Student athletes find a way to train, stay in shape during the pandemic

Student+athletes+have+been+able+to+work+out+in+small+groups+at+the+Cal+High+field+while+maintaining+social+distancing.

Logan VIsola

Student athletes have been able to work out in small groups at the Cal High field while maintaining social distancing.

Tanner Curtis, Staff Writer

While club sports are returning to action bit by bit, high school sports have been almost non-existent since March. 

But despite this nearly eight-month hiatus because of the coronavirus pandemic, Cal High’s student athletes have found their own ways to train and stay in playing shape so they’re ready to go once prep seasons get rolling again next month.

“I went to the fields by myself to train since they were still open,” said junior Noah Nguyen, who plays for Cal’s soccer team.

The reason sports have not been brought back completely is because Contra Costa County health officials have struggled to find a safe way for sports to be played while minimizing the risk of spreading COVID-19. The California Interscholastic Federation also postponed the fall sports season to December or later.

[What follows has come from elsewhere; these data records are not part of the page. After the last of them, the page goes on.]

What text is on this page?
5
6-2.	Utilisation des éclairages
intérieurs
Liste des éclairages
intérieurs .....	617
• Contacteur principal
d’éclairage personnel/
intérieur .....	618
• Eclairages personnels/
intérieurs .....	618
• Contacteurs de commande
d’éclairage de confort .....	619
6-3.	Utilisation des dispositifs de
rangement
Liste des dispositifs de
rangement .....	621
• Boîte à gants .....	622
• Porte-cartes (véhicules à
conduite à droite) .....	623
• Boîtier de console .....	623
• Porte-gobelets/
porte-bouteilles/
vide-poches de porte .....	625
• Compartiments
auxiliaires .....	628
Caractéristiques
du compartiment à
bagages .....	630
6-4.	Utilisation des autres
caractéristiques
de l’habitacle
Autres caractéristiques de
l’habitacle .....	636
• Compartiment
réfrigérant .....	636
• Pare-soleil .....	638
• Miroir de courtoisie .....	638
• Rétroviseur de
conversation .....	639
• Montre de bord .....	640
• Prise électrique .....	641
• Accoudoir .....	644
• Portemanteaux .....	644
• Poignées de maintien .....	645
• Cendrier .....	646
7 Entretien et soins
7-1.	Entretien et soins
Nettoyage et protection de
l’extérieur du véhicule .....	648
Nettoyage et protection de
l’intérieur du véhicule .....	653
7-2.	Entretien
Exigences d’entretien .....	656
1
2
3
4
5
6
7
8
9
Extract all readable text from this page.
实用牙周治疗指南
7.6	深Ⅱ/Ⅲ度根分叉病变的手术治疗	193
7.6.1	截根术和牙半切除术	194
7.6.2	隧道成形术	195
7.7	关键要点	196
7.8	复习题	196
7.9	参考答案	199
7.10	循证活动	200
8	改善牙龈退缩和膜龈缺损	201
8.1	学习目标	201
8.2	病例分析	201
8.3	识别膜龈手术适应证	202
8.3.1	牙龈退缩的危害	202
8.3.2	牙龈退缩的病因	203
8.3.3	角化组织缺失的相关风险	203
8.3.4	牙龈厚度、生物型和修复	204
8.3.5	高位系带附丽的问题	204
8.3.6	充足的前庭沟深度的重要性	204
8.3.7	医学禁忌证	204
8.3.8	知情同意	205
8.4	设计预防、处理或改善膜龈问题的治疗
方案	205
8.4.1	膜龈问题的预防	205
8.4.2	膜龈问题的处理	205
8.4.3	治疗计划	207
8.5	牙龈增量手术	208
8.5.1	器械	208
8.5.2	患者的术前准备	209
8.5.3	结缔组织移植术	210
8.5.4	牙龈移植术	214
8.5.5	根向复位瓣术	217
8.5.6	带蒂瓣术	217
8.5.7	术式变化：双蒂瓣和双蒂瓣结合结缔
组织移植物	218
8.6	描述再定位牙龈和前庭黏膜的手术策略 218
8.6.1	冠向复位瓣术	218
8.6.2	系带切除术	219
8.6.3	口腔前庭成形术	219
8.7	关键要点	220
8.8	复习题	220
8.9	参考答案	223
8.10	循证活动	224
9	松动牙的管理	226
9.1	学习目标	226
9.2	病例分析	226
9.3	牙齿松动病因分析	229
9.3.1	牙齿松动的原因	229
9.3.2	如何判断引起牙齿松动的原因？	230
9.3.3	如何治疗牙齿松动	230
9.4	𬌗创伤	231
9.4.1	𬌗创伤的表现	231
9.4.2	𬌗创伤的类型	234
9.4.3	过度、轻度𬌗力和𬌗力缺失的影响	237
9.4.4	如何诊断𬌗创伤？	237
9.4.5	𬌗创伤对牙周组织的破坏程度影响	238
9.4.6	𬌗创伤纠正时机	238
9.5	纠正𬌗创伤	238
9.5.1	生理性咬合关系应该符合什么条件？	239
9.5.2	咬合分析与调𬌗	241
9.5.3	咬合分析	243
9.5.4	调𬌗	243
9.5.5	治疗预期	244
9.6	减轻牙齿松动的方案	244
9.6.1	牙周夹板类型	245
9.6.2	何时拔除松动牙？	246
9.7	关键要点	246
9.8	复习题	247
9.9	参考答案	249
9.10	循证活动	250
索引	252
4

As a result of the decision, football, cheer/song, cross country, water polo, and volleyball have been moved to the winter season and will be allowed to host their first practices on Dec. 14. Women’s golf, which is generally a fall sport, has been moved to the spring with men’s golf and will begin on March 15.

But these setbacks have not stopped students from training, Nguyen is among the many athletes who have been going to public fields at Central Park or Sycamore Valley to practice by themselves or in small groups. Some students have even received professional help to stay in shape.

“My teammate and I went to a personal trainer once a week for two months, ” said Nguyen 

Other students had to be more creative since they didn’t have access to a personal trainer.

“I do drills in my backyard and go on runs to stay in shape” junior soccer player Nick Taticek said.

Weight lifting and physical training has been hard as well because the gyms have only just started opening at a limited capacity. For a sport like football where it is crucial to workout and lift weights, students have had a very hard time getting in their workouts.

“To stay in shape I just started to go to the gym again, and while it was closed I had workout equipment at home,” junior football player Jason Duggs said.

Some students have gotten exercise bikes and weights and kept them in their houses, doing their best to replicate their typical gym workout routine from the safety of their own home.

“I have some gym equipment [bicycle and elliptical] in my garage, so I’ve been using that more than anything to stay active,” senior rugby player Diana Castaneda said. “Also in my garage I do a bit of cardio on this step platform to also work on footwork, and I’ll also do some basic strength training workouts.”

Recently some clubs have started to allow teams to practice again, with many precautions. 

“Since I have come back to soccer my team has been split up into two groups of 11 and we are not allowed to have any contact while we play,” Nguyen said. “We also have to wear masks to and from the field, and keep our bags six feet apart during water breaks.”

Logan Visola

Practices have been held in small groups for some sports at Cal, including soccer. 

“I’ve actually had team practices so I’ve been going to those,” junior soccer player Naya Pollack said. “I also run on my own time to stay in shape because we haven’t played games.”

School sports have started to return in a limited fashion. While formal, full-team practices can’t begin until December, the San Ramon Valley Unified School district approved in September Small Group Activities (SGAs)  that allow a maximum of 12 players to work with one coach for up to four weeks. The SGAs format and rules allow for these units to work exclusively together and not intermingle with any players or coaches from other groups during that time.

“We have a conditioning camp every Monday and Wednesday,” Duggs said.

Football can be a hard sport to maintain social distancing while playing so just doing conditioning seems like the smartest and safest way to keep the athletes in shape. 

“We are put into small groups of eight or nine and wear masks coming and going to practice,” Duggs said.

The most common strategies seem to be breaking people off into small groups so that it is easier to social distance. Since it is harder to be active while wearing masks, most coaches don’t require them while playing, making it even more important to social distance.

Some athletes have not been so lucky and they haven’t had a return to their sport yet. 

“I don’t get to play baseball until we have open fields in January,” junior Dylan Allen said.

While not everyone has gotten to come back to play the sport they love, they are on the road back. And as long as coaches and athletes follow proper safety guidelines, high school sports will be able to return in this difficult time. 

But until then, these student athletes will continue to find new ways to practice and stay in playing shape.